Многие из казахов, думавшие убегать, переменили свое намерение.

Все, кто близко сталкивался с Фоминым, начали замечать странности в его поведении: он читал днем, ночью, за обедом, стол и топчан в юрте завалил книгами, собранными по всему строительному городку. Но их оказалось мало, и он через шоферов получил еще целый тюк из Алма-Аты. Речь его сделалась отрывистой и подчас путаной, лицо — болезненно озабоченным.

Инженер Леднев, бригадир Гусев, предрабочкома Козинов явились к Фомину и застали его за разрезанием новой книги. «Не будет, должно быть, этому конца», — подумали они и обменялись многозначительным покашливанием.

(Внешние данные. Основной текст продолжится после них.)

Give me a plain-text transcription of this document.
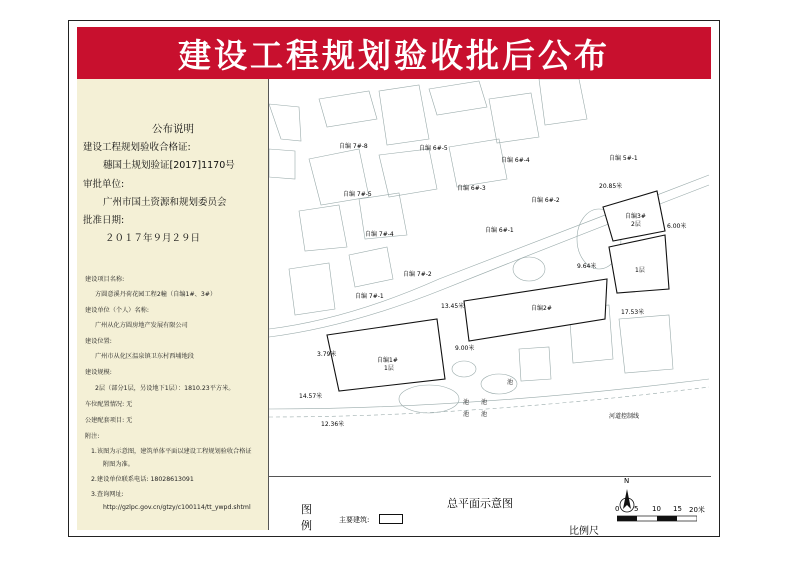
建设工程规划验收批后公布
公布说明
建设工程规划验收合格证:
穗国土规划验证[2017]1170号
审批单位:
广州市国土资源和规划委员会
批准日期:
２０１７年９月２９日
建设项目名称:
方圆意溪丹荷花园工程2幢（自编1#、3#）
建设单位（个人）名称:
广州从化方圆房地产发展有限公司
建设位置:
广州市从化区温泉镇卫东村西埔地段
建设规模:
2层（部分1层，另设地下1层）：1810.23平方米。
车位配置情况: 无
公建配套项目: 无
附注:
1.该图为示意图，建筑单体平面以建设工程规划验收合格证
附图为准。
2.建设单位联系电话: 18028613091
3.查询网址:
http://gzlpc.gov.cn/gtzy/c100114/tt_ywpd.shtml
自编 7#-8	自编 6#-5
自编 6#-4	自编 5#-1
自编 7#-5
自编 6#-3
自编 6#-2
自编 6#-1
自编 7#-4
自编 7#-2
自编 7#-1
自编1#
1层
自编2#
自编3#
2层
1层
20.85米
6.00米
9.64米
13.45米
17.53米
3.79米
9.00米
14.57米
12.36米
池
池 池
池 池	河道控制线
图
例	主要建筑:
总平面示意图
比例尺
N
0 5 10 15 20米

— Садитесь! — кивнул Фомин и выхватил из кучи том в старинном кожаном переплете. — Я хочу прочитать вам одну штучку.

— Мы не за этим, — грубовато осадил его Леднев, взял книгу и бросил назад в кучу. — Нужно обсудить коренизацию.

— Завтра, — предложил Фомин.

— Сегодня, немедленно! — настаивал Леднев. — Администрация больше не может терпеть поденщину.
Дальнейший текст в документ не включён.